A dado momento – especificamente com o toque da massagem – levantam-se questões sobre a proximidade e a privacidade: porque abandonamos a comunicação pelo toque após a juventude? Tocar é bom ou é invasivo? Foi involuntariamente que apareceu nesta peça o que eu reconheci como uma imagem do não menos famoso Kontaktoff de Pina Bausch (1978) – aquela cena de uma mulher que se submete às mãos de muitos homens – mas que agora, em Força, se concretiza com um homem acarinhado por muitos companheiros. Esta associação, de um olhar exterior, é contudo apropriada; não só as interrogações acima são, mais uma vez, pertinentes nas sociedades modernas – tanto mais quando a idade avança e o corpo se resguarda ou esconde – como em vários momentos da sua carreira Filipa Francisco tem prestado homenagem a Bausch. Acresce que lembrar os ausentes também contribui para a nossa força interior e, no espectáculo, essa componente exprime-se, pela palavra ou pelo gesto.
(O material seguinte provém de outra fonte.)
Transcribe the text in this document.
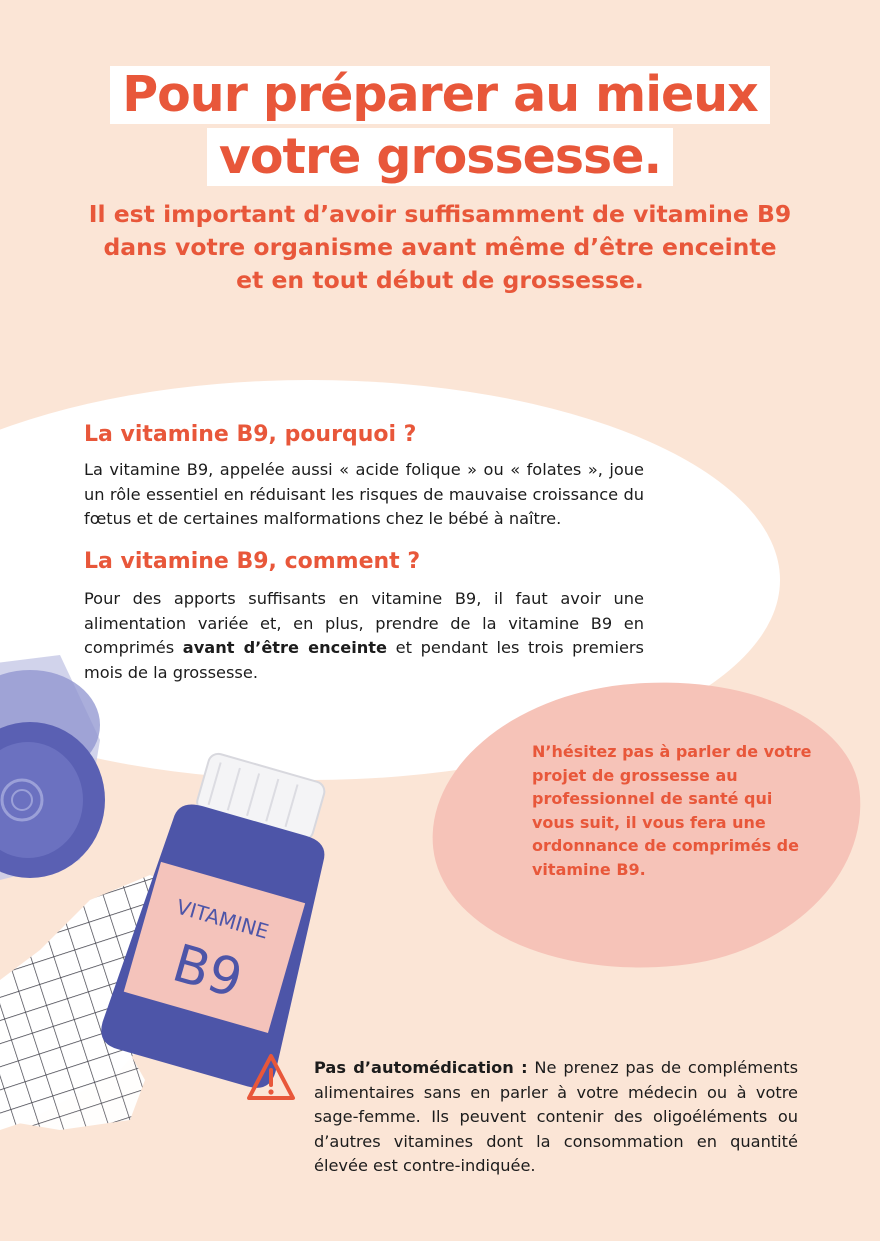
Pour préparer au mieux
votre grossesse.
Il est important d’avoir suffisamment de vitamine B9
dans votre organisme avant même d’être enceinte
et en tout début de grossesse.
VITAMINE
B9
La vitamine B9, pourquoi ?
La vitamine B9, appelée aussi « acide folique » ou « folates », joue un rôle essentiel en réduisant les risques de mauvaise croissance du fœtus et de certaines malformations chez le bébé à naître.
La vitamine B9, comment ?
Pour des apports suffisants en vitamine B9, il faut avoir une alimentation variée et, en plus, prendre de la vitamine B9 en comprimés avant d’être enceinte et pendant les trois premiers mois de la grossesse.
N’hésitez pas à parler de votre projet de grossesse au professionnel de santé qui vous suit, il vous fera une ordonnance de comprimés de vitamine B9.
Pas d’automédication : Ne prenez pas de compléments alimentaires sans en parler à votre médecin ou à votre sage-femme. Ils peuvent contenir des oligoéléments ou d’autres vitamines dont la consommation en quantité élevée est contre-indiquée.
Filipa Francisco trabalha com as pessoas e as suas características individuais ou de comunidade com curiosidade e paixão. Ela é também uma artista interventiva, atenta aos direitos humanos, como vimos nas suas representações da violência doméstica (Nu Meio) das mulheres da República (Para Onde Vamos?) e da exclusão social de reclusos (Rexistir). Mais tarde, nas obras com as jovens da Cova da Moura (Íman) e com os ranchos folclóricos (A Viagem), ficou evidente o reconhecimento da preciosidade da diferença cultural. Nestas exigentes aventuras, a coreógrafa tem sabido harmonizar sátira e beleza e transmitir o valor da arte para a experiência e participação na vida.
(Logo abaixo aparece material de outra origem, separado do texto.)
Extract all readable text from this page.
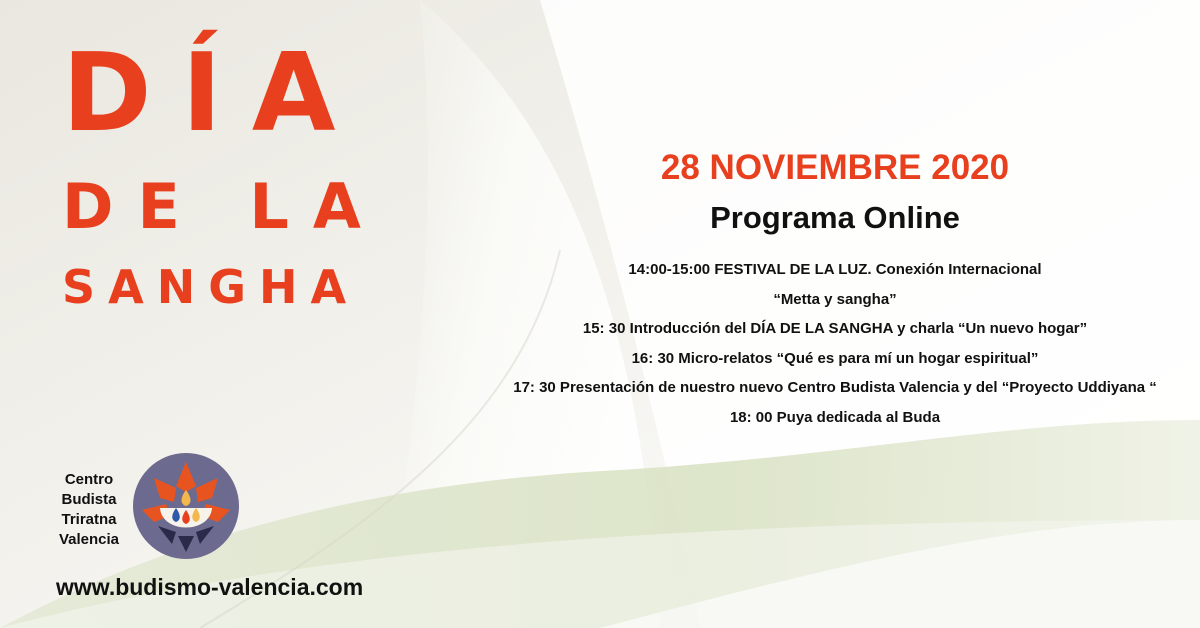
DÍA
DE LA
SANGHA
28 NOVIEMBRE 2020
Programa Online
14:00-15:00 FESTIVAL DE LA LUZ. Conexión Internacional
“Metta y sangha”
15: 30 Introducción del DÍA DE LA SANGHA y charla “Un nuevo hogar”
16: 30 Micro-relatos “Qué es para mí un hogar espiritual”
17: 30 Presentación de nuestro nuevo Centro Budista Valencia y del “Proyecto Uddiyana “
18: 00 Puya dedicada al Buda
Centro
Budista
Triratna
Valencia

www.budismo-valencia.com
Na Companhia Maior a artista encontrou exemplos surpreendentes e inspiradores da força de vontade que mostram, também aos mais novos, como o empenho, a aceitação e a cumplicidade nos levam longe. Nesta peça a coreógrafa elogia a força latente de corpos que julgamos como frágeis e dá voz a pessoas que querem falar do que está a acontecer ao mundo. Dentro destas pessoas residem histórias individuais fortes que, não sendo na maioria reveladas, vibram nos corpos que actuam com movimentos, com voz, com adereços e instrumentos.

Também faz parte desta Força uma orquestra. António Pedro, colaborador cúmplice de longa data, desafiou alguns elementos da companhia a resolverem artisticamente a sua revolta. Essa parte do grupo construiu a dimensão sonora do manifesto e tem em mãos, como diz o compositor, um exercício de democracia: fazem juntos e assumem a liderança à vez, conforme é preciso e consoante as competências de cada um.

 

Paula Varanda

A autora escreve segundo a antiga ortografia.